日本縦断自転車旅行記 序文
自転車旅行の概要
2013年の春、桜の開花する時期のことである
私は自転車にキャンプ用具一式を積み込み、日本を九州から北海道まで縦断するという旅を試みた。
正式には『自作自転車で行く日本縦断桜前線を追いかける旅』と称し、
自分でパーツを選び組み立てた自転車で、本土最南端佐多岬から本土最北端宗谷岬まで桜前線に合わせて北上していくというものである。
結果を先に言うと、この旅はほぼ計画通りに無事に終了することが出来た。
一度は行ってみたかった桜の名所。青森県の弘前城や、日本最大桜の一つ『三春滝桜』の開花時期にうまく到達できたし、病気やケガなどのトラブルもなく家に帰りつくことが出来た。
総走行距離は5000キロを越え
日数は走り始めてから72日間
今となっては、我ながらよくやったと思う。
実際にやった自分が言うのだから間違いないことだが、自転車で九州から北海道まで走ること自体の難易度はそれほど高くはない。
難しいのはそれ以外の、予算だとか余暇だとかの要因の方が大きいと思う。
何よりも、それをやろうと思いつくこと自体がまれであろう。
総じて誰でも出来ることではない。
そういう意味でもとても貴重な体験をすることが出来た。
そしてその貴重な実体験をまとめてみようと思い立ち、ここにそれを記していこうと思う。
そもそもこの旅を思い立ったきっかけは、もともとポタリングが趣味だったことが大きい。
ポタリングとは地図など持たず明確な目的地もなく、思いつくまま気ままに自転車やオートバイで走り回ること――簡単に言えば自転車散歩である。
もちろん車やバイクがあればもっと長い距離を楽に移動できることは明白である。
しかし、そうなれば当然のことながら通れる場所は限定される。
その点自転車であれば、人が一人やっと通れるような細い道でもハンドルの幅さえあれば通ることができるし、段差や階段などであっても担ぎ上げて乗り越えられる。
車に自転車を積んで回ることも考えたが、これは一人旅である。
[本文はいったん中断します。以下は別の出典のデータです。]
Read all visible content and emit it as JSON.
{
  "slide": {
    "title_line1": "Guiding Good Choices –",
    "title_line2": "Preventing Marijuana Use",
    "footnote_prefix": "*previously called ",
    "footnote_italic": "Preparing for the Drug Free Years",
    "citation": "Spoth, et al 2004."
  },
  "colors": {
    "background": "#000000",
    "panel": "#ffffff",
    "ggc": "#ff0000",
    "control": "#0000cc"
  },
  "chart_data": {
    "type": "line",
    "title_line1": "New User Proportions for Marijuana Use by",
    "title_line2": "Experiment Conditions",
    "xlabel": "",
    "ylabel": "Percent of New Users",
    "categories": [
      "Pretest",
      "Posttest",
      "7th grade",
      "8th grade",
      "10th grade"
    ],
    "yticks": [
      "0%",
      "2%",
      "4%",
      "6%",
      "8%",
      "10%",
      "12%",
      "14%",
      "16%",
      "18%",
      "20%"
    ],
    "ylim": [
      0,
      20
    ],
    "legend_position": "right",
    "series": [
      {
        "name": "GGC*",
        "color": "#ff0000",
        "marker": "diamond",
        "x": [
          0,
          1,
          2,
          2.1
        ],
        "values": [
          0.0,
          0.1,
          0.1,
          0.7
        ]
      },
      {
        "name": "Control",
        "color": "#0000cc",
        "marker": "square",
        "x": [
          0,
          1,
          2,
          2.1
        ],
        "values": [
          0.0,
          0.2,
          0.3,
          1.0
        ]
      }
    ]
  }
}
それではどうしても走った後に車に戻る必要が出てくる。
自転車とこの身一つであれば気軽に立ち止まったり寄り道したり、風景を見ることも出来るし、もし道に迷っても引き返すのも簡単だ。
何より動力は人力のみである。ガソリン代は一切かからないし、ガス欠で動けなくなる心配もない。
自分のペースで自由に観光できるのはこの旅の趣旨にも合っている。
そして私は自転車店でアルバイトをしながら旅行の資金と自転車に関する知識と必要なパーツを集め始め、2年半後。
ついに旅行の準備を本格的に始めたのである。